From 2008 to 2014, the largest four private equity fund general partners collectively earned $16.5 billion of carried interest and $10.8 billion of management fees, both standard charges, as well as $2.5 billion of fees labeled “net monitoring and transaction fees.”

The latter fees are not well documented, and are contentious because they are charged by GPs to companies whose board they control, according to new research from the University of Oxford’s Saïd Business School.

In what the researchers called a first draft of a paper published Nov. 25, they said these hidden fees represented 3.6% of all earnings before interest, tax, debt and amortization of the companies they examined over 20 years, or $20 billion.

“It was odd for us to read that it is quite common for board members to claim various expenses and consulting fees to a company that they supervise,” Ludovic Phalippou, the paper’s lead author, said in a statement.

 “We decided to have a close and systematic look into this.”

The researchers based their findings on examination of 25,000 pages of relevant Securities and Exchange Commission filings between 1990 and 2014 that covered 1,044 GP investments in 592 leveraged buyout transactions, whose total enterprise values, including add-on acquisitions, amounted to $1.1 trillion.

According to the paper, the monitoring and transaction fees were not related to business cycles or credit cycles or to company characteristics.

In July, it said, 13 state and city treasurers asked the SEC to require private equity firms to reveal all of the fees they charge investors.

In October, the agency said it would “continue taking action against advisors that do not adequately disclose their fees and expenses” following a settlement by Blackstone for $39 million over accelerated monitoring fee issues.

The paper said that when these fees became news and were subject to SEC investigations, firms charging the least raised significantly more capital than they did before the financial crisis.

“People speculated over the summer that these fees could be a tax evasion scheme,” Phalippou said.

“But we are skeptical of this explanation because we found that half of the companies pay no corporate taxes, even before these fees are charged and the fees are not sensitive to the earnings before tax of a company.’

During the 2008 financial crisis, providers of capital complained about these fees, prompting many general partners to announce 100% refunds of these fees going forward, according to the paper.

The researchers said they wondered whether the fees appeared just before onset of the crisis and disappeared right after.

They said that at best 85% of these fees were rebated on average across GPs in the 2011 to 2014 period, and even when a refund of 100% was mentioned, the effective refund could be less because restrictions and other complications in the calculations could effectively reduce the rebated amount.

Management service agreements contained more than just transaction fee and monitoring fee payment schedules, they said.
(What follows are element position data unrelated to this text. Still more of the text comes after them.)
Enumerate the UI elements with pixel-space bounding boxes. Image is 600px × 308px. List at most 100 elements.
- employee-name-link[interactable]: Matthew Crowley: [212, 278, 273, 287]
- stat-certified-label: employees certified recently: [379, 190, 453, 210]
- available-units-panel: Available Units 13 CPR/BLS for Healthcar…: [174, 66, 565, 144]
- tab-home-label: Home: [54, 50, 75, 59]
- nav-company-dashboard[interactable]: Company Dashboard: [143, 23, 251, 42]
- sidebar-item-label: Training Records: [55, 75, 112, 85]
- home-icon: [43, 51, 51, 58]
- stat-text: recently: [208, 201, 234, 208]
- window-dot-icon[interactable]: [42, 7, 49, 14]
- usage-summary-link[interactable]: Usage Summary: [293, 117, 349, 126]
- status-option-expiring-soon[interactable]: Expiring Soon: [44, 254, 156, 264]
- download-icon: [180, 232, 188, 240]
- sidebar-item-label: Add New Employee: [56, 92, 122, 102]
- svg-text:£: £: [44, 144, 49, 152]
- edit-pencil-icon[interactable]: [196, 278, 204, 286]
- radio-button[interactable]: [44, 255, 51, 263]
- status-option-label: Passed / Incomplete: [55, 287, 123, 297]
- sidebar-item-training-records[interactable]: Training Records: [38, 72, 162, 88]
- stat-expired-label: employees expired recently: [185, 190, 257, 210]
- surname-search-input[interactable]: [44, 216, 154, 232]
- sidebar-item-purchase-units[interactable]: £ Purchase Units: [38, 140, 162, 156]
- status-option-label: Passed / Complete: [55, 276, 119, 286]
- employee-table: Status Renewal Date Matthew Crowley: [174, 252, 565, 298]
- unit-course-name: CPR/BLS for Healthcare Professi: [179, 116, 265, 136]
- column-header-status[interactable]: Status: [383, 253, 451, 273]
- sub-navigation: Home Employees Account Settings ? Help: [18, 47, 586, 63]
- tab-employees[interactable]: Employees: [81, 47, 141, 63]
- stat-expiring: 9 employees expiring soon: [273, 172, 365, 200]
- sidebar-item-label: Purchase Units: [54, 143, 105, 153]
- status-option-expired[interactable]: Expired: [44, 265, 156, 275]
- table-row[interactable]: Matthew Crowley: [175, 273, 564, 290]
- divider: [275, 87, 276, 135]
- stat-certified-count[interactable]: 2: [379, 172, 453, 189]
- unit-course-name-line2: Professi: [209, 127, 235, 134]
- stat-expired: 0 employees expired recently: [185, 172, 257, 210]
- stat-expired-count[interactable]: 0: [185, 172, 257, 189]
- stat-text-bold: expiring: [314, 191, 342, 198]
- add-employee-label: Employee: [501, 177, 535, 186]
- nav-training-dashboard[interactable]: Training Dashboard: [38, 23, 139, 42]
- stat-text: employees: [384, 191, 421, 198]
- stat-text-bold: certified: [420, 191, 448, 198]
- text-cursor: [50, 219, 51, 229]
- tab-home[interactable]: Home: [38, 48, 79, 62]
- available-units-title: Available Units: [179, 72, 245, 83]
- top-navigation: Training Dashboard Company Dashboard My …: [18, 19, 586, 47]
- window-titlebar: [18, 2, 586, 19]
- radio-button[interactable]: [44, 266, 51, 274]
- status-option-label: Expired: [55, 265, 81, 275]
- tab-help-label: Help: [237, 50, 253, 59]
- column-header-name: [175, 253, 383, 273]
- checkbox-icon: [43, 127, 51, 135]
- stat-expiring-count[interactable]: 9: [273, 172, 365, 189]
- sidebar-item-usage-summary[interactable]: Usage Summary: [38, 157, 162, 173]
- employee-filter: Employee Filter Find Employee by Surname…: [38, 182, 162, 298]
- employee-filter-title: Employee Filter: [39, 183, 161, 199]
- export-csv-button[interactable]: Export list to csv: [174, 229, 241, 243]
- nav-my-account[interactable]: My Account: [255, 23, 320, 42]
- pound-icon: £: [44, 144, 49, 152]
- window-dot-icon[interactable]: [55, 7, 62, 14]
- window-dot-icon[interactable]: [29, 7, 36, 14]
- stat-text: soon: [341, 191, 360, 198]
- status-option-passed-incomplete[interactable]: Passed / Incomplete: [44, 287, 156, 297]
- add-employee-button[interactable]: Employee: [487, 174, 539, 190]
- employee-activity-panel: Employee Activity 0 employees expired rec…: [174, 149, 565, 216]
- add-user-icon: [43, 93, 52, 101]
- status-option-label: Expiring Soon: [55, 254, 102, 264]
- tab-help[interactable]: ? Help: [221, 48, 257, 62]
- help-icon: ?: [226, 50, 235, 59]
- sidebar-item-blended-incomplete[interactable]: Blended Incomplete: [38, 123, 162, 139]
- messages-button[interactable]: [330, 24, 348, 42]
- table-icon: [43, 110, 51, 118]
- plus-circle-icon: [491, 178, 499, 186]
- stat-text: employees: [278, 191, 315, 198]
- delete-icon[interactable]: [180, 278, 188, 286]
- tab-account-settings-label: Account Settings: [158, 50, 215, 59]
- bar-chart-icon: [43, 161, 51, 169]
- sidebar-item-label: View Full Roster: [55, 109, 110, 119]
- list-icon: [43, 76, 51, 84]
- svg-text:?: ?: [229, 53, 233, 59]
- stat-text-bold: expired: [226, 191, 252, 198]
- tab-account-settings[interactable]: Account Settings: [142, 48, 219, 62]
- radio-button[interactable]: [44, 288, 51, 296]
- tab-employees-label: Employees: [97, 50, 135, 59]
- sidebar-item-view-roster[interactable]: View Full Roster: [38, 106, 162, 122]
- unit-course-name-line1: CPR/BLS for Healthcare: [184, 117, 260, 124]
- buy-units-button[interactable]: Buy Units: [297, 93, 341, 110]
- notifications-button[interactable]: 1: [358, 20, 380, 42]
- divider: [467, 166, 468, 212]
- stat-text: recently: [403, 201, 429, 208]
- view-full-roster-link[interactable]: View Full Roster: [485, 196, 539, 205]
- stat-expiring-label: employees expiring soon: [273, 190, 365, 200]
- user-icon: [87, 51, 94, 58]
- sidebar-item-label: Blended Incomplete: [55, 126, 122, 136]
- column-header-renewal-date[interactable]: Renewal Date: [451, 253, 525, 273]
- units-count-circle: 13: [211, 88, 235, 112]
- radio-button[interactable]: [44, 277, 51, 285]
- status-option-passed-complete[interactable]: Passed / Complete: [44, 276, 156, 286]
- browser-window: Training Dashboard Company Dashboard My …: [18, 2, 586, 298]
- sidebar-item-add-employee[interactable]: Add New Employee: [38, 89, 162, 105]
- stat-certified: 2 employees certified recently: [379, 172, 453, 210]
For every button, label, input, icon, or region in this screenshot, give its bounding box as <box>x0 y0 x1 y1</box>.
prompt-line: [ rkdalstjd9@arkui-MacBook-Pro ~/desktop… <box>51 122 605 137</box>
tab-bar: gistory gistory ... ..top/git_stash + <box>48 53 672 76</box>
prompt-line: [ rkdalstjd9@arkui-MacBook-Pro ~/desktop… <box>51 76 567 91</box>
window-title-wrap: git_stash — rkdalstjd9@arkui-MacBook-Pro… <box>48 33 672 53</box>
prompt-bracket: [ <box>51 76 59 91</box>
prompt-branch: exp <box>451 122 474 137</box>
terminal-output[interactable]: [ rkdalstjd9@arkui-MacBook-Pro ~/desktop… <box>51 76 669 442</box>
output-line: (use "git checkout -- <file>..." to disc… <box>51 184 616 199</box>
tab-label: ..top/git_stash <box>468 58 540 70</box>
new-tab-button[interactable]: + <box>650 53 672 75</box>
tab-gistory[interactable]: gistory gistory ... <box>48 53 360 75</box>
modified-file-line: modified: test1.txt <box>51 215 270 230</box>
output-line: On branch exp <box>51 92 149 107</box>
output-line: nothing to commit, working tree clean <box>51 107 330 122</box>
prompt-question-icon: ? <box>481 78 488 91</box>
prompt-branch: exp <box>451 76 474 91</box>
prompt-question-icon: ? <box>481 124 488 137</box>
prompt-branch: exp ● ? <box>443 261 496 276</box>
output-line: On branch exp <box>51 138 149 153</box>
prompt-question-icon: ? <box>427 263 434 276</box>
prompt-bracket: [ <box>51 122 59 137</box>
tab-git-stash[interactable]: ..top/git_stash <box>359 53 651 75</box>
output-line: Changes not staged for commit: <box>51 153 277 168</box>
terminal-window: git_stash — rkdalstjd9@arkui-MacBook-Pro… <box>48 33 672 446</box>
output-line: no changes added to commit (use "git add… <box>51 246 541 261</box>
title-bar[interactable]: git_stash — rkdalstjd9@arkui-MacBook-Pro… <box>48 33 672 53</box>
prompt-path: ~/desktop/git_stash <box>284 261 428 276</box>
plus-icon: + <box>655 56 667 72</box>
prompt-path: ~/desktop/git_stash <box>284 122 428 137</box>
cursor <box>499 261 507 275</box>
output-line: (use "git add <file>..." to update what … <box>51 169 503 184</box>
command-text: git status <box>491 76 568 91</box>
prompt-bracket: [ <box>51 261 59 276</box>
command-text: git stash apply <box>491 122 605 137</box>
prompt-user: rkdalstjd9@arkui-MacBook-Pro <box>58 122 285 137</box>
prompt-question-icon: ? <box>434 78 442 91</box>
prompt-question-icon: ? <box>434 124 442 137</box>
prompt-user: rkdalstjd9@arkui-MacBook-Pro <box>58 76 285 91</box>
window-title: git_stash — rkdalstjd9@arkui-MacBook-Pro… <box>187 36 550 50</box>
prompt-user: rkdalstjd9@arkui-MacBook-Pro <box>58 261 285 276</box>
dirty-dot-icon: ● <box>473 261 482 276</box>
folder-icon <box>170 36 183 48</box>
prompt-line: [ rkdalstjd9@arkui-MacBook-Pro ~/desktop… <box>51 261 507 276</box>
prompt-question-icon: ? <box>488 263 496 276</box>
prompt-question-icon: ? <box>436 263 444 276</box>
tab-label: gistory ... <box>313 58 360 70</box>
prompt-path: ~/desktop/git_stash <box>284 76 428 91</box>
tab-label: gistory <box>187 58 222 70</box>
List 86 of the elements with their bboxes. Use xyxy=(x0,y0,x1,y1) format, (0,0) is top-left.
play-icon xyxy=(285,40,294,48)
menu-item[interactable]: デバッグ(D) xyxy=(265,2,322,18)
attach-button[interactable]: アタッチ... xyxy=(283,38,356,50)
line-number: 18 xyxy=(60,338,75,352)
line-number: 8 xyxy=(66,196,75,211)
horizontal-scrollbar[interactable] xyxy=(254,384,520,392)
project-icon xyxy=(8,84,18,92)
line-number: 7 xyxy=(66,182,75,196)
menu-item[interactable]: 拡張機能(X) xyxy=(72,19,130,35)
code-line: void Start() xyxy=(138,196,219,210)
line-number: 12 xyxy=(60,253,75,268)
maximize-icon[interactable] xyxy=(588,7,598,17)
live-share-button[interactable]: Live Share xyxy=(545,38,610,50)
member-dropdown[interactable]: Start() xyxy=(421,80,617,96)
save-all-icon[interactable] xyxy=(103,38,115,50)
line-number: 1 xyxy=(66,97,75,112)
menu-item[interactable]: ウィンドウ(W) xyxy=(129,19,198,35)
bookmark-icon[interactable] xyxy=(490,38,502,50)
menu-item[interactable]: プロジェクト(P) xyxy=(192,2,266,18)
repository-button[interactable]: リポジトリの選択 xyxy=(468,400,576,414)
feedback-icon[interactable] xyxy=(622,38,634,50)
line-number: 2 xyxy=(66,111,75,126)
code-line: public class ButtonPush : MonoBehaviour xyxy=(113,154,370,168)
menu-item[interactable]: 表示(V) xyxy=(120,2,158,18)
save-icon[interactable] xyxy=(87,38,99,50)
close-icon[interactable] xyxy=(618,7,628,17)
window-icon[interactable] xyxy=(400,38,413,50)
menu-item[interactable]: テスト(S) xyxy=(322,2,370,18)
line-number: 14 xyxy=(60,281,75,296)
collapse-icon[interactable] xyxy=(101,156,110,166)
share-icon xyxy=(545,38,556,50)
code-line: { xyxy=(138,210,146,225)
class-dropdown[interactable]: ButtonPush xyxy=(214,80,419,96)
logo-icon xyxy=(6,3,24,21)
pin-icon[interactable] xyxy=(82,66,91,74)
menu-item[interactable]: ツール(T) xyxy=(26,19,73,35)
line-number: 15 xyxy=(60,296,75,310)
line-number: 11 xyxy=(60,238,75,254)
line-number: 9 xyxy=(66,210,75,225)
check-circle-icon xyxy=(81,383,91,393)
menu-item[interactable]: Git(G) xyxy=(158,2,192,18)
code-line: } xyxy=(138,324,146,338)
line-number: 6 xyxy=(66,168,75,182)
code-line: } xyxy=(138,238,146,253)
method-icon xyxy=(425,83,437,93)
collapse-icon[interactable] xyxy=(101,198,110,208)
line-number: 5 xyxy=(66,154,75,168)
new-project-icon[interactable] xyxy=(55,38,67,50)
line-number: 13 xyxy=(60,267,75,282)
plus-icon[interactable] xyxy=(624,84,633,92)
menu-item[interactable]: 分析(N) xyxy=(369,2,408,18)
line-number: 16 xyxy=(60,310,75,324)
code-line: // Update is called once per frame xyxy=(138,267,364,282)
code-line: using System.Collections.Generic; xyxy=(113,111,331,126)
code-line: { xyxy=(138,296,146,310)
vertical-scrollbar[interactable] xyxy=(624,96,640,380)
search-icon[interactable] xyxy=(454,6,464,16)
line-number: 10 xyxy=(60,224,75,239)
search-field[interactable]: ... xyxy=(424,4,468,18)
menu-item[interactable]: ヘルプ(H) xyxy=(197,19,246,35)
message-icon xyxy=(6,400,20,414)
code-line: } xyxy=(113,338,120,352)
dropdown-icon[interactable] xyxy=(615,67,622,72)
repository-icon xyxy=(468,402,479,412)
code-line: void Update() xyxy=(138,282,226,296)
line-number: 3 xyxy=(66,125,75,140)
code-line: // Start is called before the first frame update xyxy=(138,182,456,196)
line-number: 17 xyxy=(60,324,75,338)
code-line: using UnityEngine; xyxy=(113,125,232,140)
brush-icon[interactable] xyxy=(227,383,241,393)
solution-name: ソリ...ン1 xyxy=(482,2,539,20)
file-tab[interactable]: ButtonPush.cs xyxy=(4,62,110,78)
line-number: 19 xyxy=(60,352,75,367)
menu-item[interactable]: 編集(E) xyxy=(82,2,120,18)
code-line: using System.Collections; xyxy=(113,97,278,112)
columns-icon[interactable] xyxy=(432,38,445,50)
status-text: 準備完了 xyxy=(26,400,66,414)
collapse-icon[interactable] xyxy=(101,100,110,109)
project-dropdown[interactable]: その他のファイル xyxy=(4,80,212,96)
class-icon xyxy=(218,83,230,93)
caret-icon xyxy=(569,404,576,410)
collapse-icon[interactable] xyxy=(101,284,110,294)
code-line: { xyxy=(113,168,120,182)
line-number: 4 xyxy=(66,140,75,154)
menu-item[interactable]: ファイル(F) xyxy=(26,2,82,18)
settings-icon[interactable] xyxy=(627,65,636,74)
These agreements waived several GP fiduciary duties, allowing GPs to claim a wide-ranging and somewhat discretionary set of expenses. The researchers wrote that although accelerated monitoring fees had attracted the most regulatory and media attention, their findings showed that they were basically charged only by companies going public and at the time of the initial public offering.  

“If monitoring fees are accepted practice, then it is difficult to see why a fee charged at the time of the IPO which covers the monitoring of the general partner would not be accepted.”

Phalippou said the findings suggested the SEC may need to review its current approach.

He said the practices were either legal or not, and if deemed illegal, the SEC should hit big offenders with large fines.

According to the paper, however, “the magnitudes of the SEC fines so far are not commensurate with the amount of fees we document here and that GPs that have been fined are not those charging the most.

“Also, expenses charged by GPs to portfolio companies may present the largest potential for conflicts of interest. We do not have data to analyze expenses or potential kick-back arrangements but it would be a natural follow-up study.”

The researchers invited comments on this paper.